Well once again back to Edith, I put in a request to move to Leeds as my brother Bob now worked for an estate agent in Leeds and was able to get us a house with an inside toilet and bath. We had just got settled down when I received a letter from a bloke in London, he said that he was a member of the SPGB and that he got a part in the Pantomime at the Leeds Grand Theatre and could we put him up for a few weeks. I must have been a bit daft as I said we could, well to cut a long story short he must have been one of those extremists I have told you about and believed that Fredrick Engles stuff about marriage just being a property based thing, together with the SPGB thing about a free life for the working class and he buggered off with Edith one day while I was out at work. Well it was a bit of a blow to arrive home to an empty house and to go upstairs and find all Edith's cloths gone from the wardrobe. Its funny really for I was eventually to meet Barbara and start a new life and no doubt Edith went on to find a life with someone who did not spend all his life at work or going to union meetings.

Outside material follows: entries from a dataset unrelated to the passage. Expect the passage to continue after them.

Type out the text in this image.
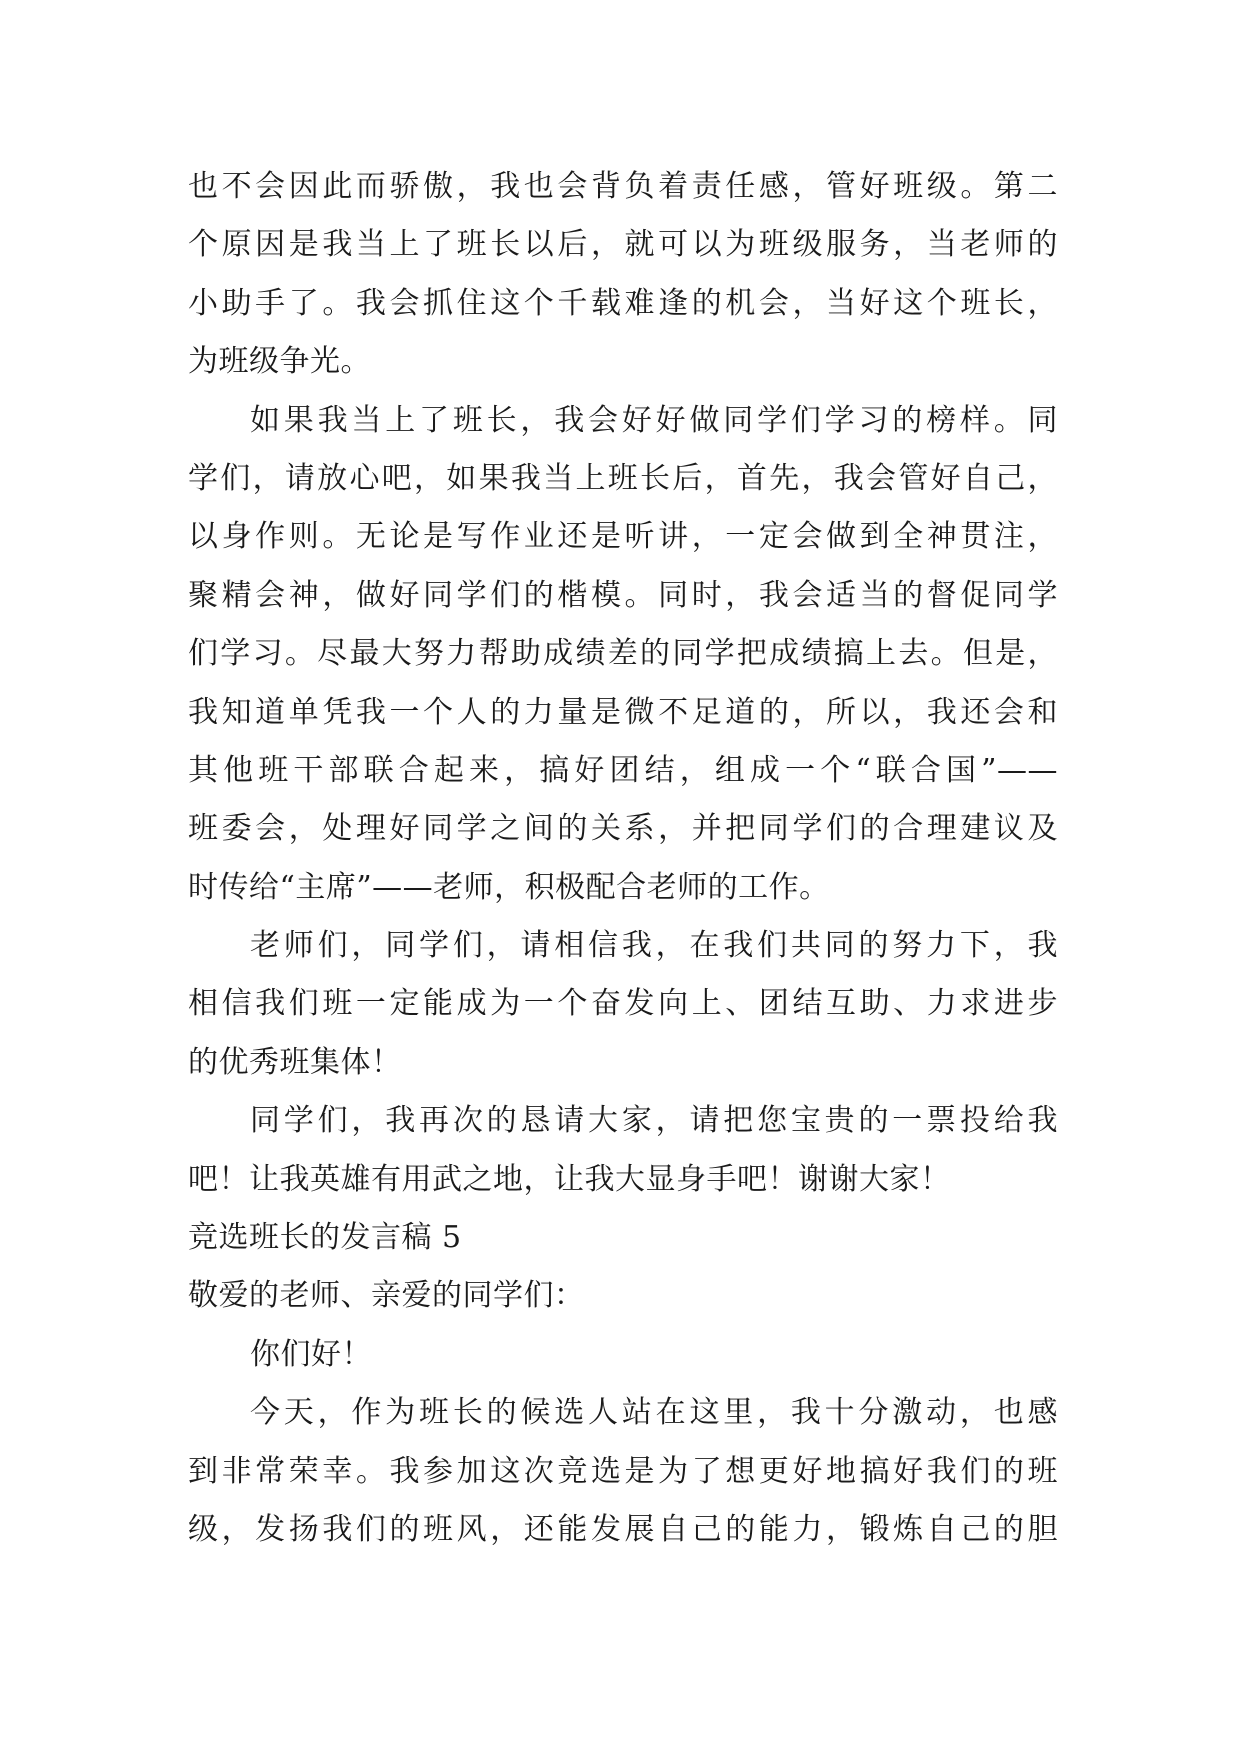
也不会因此而骄傲，我也会背负着责任感，管好班级。第二
个原因是我当上了班长以后，就可以为班级服务，当老师的
小助手了。我会抓住这个千载难逢的机会，当好这个班长，
为班级争光。
如果我当上了班长，我会好好做同学们学习的榜样。同
学们，请放心吧，如果我当上班长后，首先，我会管好自己，
以身作则。无论是写作业还是听讲，一定会做到全神贯注，
聚精会神，做好同学们的楷模。同时，我会适当的督促同学
们学习。尽最大努力帮助成绩差的同学把成绩搞上去。但是，
我知道单凭我一个人的力量是微不足道的，所以，我还会和
其他班干部联合起来，搞好团结，组成一个“联合国”——
班委会，处理好同学之间的关系，并把同学们的合理建议及
时传给“主席”——老师，积极配合老师的工作。
老师们，同学们，请相信我，在我们共同的努力下，我
相信我们班一定能成为一个奋发向上、团结互助、力求进步
的优秀班集体！
同学们，我再次的恳请大家，请把您宝贵的一票投给我
吧！让我英雄有用武之地，让我大显身手吧！谢谢大家！
竞选班长的发言稿 5
敬爱的老师、亲爱的同学们：
你们好！
今天，作为班长的候选人站在这里，我十分激动，也感
到非常荣幸。我参加这次竞选是为了想更好地搞好我们的班
级，发扬我们的班风，还能发展自己的能力，锻炼自己的胆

Now I will tell you a real coincidence about twenty years later I was visiting my step mother who was very ill in the Dewsbury hospital and I decided to pay a visit to the house we lived in before the war which was on Chapel Fold not far from the hospital. Well I went to the back of the house and was looking over a wall into the a little yard at the back of the house when the door opened and out came Edith's sister Ann. She was now married and this was her home, we had a laugh about the circumstances of our meeting and talked about old times over a cup of tea.